By Gertrude Chavez-Dreyfuss and Dan Burns
NEW YORK (Reuters) – The New York Federal Reserve said it accepted $316.246 billion submitted to its overnight reverse repo facility on Monday, the lowest since May 2021.
That was down from $338.473 billion on Friday.
Analysts said investors may have pulled their money from the reverse repo market and placed cash in the overnight repo market, where banks and financial firms such as hedge funds borrow short-term cash using Treasuries or other debt securities as collateral.
“As investors sell off risk assets, they typically move into cash, which generally gets invested in the repo market,” said Scott Skyrm, executive vice president for fixed income and repo at broker-dealer Curvature Securities in New York.
Reverse repos, on the other hand, are conducted by the New York Fed’s Open Market Trading Desk and is a key tool to manage short-term rates. In a reverse repo, market participants lend cash to the Fed, usually overnight, at an interest rate of 5.30%, in exchange for Treasuries or other government securities, with a promise to buy them back.
Lou Crandall, chief economist at money market research firm Wrightson, said there were likely “increased market funding needs following Friday’s rally (in Treasuries)”, which provided money funds an incentive to place their cash in private repos.
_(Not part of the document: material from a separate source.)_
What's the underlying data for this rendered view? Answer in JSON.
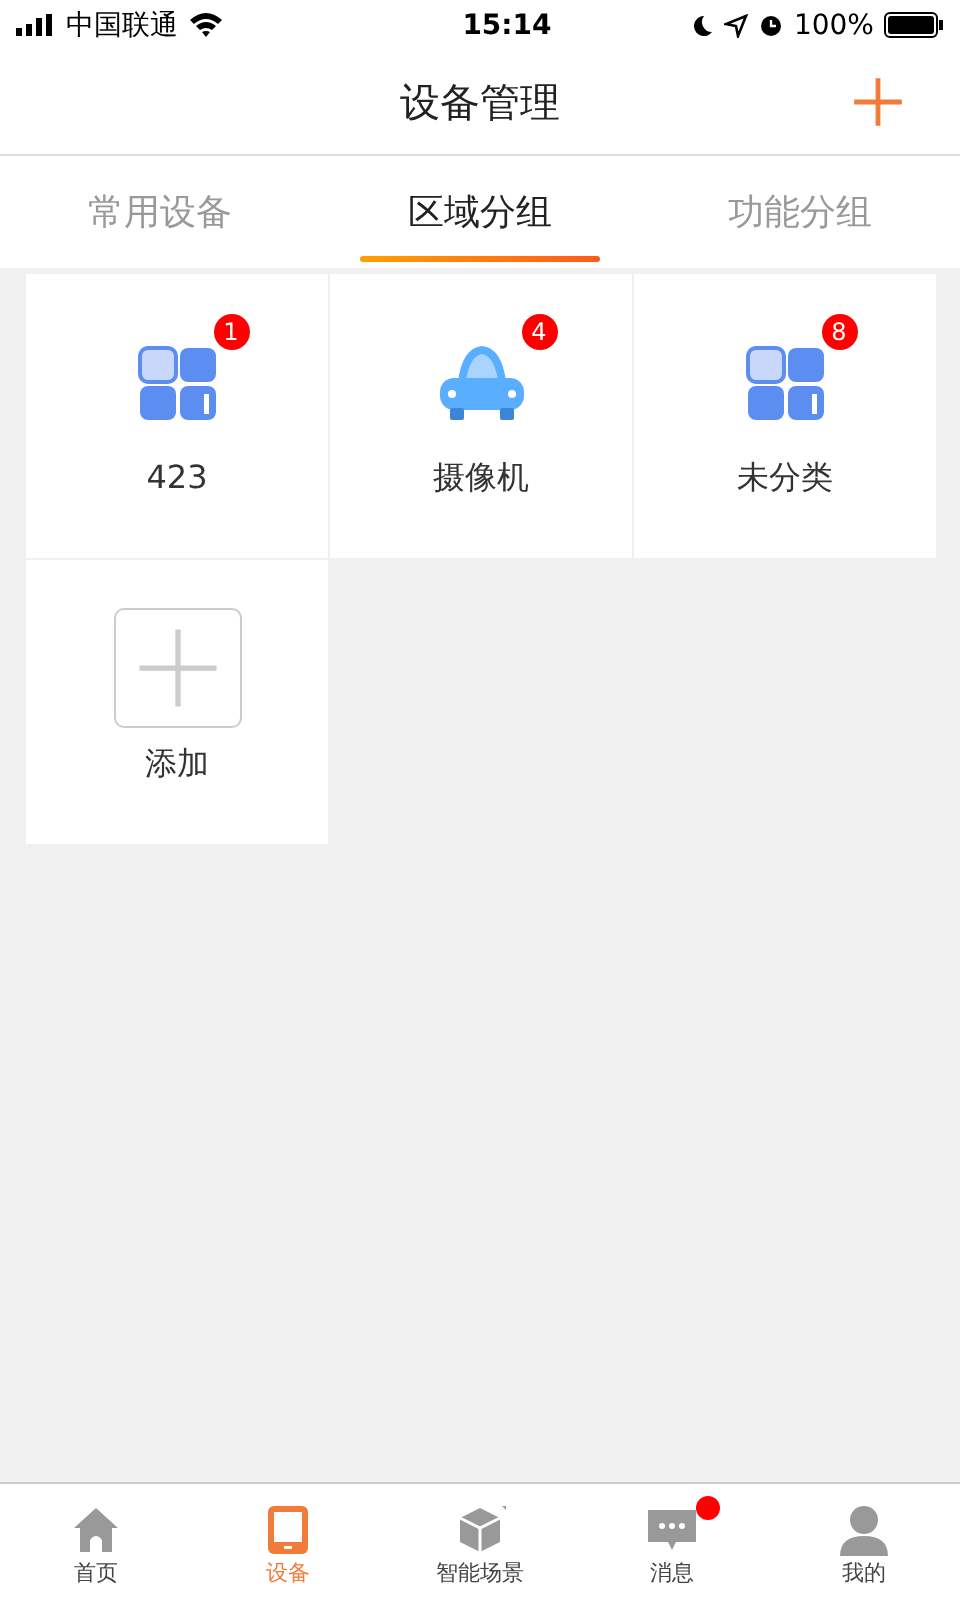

The move into repos amid a stocks meltdown, as opposed to the Fed’s reverse repo facility, was likely the reason for some softness in repo rates on Monday, Curvature’s Skyrm said, adding that lower repos could continue all through this week.
Still GC repo rates are still higher than those on reverse repos.
Data from Curvature Securities showed that the general collateral (GC) repo rate started the financial market session at 5.45%, hitting a low of 5.28% before closing at 5.35% on Monday.
The GC rate refers to the level or figure corresponding to a basket of securities that trade normally. GC securities can be substituted for one another without changing the repo rate.
In addition, a large rise in the supply of Treasury bills on Tuesday and Thursday, is likely to further drain cash from the RRP facility, analysts said.